En réalité, pour que le spectre de la guerre civile devienne une réalité, il faut la conjonction durable de trois choses.

Premièrement, un petit groupe d’individus déterminés, qui se trouvent souvent dans des marges géographiques, économiques ou mentales de notre société, et qui forment ce que le philosophe médiéval Ibn Khaldûn appelait déjà une «asabbiya», c’est-à-dire un «clan», une «bande», qui ne participe plus de notre communauté politique.

Deuxièmement, une idéologie à caractère messianique. Cette idéologie aujourd’hui, c’est le djihadisme takfiri. Le ressort messianique et millénariste de cette idéologie est essentiel, et c’est ce qui la différencie de l’ «islamisme», notion floue et mal formée.

Troisièmement, un rapport «absolu» à l’ennemi: l’ennemi, c’est le mécréant ou l’apostat qui participe d’une société satanique et corrompue, ce qui justifie son éradication dans la violence la plus abjecte et archaïque possible.

Ce qui est intéressant, c’est que ces trois conditions sont réunies à chaque fois qu’il y a les germes d’une guerre civile confessionnelle.

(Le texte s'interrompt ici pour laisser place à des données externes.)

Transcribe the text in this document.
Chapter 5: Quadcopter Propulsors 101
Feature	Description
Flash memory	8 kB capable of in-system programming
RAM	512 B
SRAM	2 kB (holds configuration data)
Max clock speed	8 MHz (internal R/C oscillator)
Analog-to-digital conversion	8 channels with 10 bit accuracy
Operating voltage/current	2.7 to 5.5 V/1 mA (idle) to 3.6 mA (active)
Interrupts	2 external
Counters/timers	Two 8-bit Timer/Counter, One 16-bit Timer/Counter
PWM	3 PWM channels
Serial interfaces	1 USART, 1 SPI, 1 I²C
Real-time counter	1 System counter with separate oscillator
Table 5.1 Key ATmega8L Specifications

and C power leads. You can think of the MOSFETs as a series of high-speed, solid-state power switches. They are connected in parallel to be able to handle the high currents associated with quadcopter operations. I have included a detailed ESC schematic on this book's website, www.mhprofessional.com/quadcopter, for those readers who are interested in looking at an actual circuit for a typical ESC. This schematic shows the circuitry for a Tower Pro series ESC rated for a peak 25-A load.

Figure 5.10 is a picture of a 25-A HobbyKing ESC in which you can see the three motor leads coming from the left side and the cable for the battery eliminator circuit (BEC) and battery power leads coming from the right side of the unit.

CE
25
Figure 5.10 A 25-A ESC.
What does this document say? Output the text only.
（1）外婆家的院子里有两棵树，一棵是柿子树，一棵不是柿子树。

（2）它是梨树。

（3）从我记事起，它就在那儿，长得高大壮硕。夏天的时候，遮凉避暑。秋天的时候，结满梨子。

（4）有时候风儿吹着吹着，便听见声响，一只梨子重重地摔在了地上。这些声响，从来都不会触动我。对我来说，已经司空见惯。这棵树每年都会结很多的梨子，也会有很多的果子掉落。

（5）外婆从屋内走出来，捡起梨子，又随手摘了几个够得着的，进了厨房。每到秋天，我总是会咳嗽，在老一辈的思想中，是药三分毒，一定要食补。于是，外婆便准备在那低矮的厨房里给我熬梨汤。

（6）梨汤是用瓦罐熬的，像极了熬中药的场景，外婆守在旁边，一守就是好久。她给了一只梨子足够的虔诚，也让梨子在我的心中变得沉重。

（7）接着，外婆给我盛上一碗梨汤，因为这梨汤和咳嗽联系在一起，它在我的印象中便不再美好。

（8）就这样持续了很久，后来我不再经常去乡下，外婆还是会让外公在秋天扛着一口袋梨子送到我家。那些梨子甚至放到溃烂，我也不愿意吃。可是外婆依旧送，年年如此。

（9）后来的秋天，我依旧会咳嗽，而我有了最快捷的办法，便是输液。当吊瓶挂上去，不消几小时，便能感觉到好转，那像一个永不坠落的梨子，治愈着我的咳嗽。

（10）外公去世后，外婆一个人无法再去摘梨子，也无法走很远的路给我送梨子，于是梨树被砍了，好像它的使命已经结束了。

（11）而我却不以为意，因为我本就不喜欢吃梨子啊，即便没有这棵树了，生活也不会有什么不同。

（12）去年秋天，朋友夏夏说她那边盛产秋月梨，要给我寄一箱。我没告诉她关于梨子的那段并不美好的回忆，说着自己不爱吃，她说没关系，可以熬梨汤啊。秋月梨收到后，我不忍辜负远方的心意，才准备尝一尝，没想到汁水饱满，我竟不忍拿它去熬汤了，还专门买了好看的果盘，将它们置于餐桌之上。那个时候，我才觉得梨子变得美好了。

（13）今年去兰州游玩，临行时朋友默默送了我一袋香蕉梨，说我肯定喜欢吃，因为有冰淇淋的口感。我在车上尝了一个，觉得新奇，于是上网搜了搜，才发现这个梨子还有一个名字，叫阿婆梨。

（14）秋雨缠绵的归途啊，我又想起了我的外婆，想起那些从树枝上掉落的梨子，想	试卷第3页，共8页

Regardez la France des guerres de religion au XVIe siècle: vous avez des petites minorités agissantes prêtes à tout, comme la Ligue catholique, qui s’emparent d’une idéologie messianique et même eschatologique: les chefs de la Ligue étaient persuadés de mener le combat contre les forces de l’Antéchrist, représentées aussi bien par les Huguenots, que par la cour du roi Henri III, partisan d’une politique de réconciliation avec les Huguenots. Et l’exercice de la violence par ces minorités ressemble étrangement à celui des djihadistes: l’ennemi est supplicié de la manière la plus abjecte, avec des scènes barbares qui ont choqué les mémorialistes contemporains.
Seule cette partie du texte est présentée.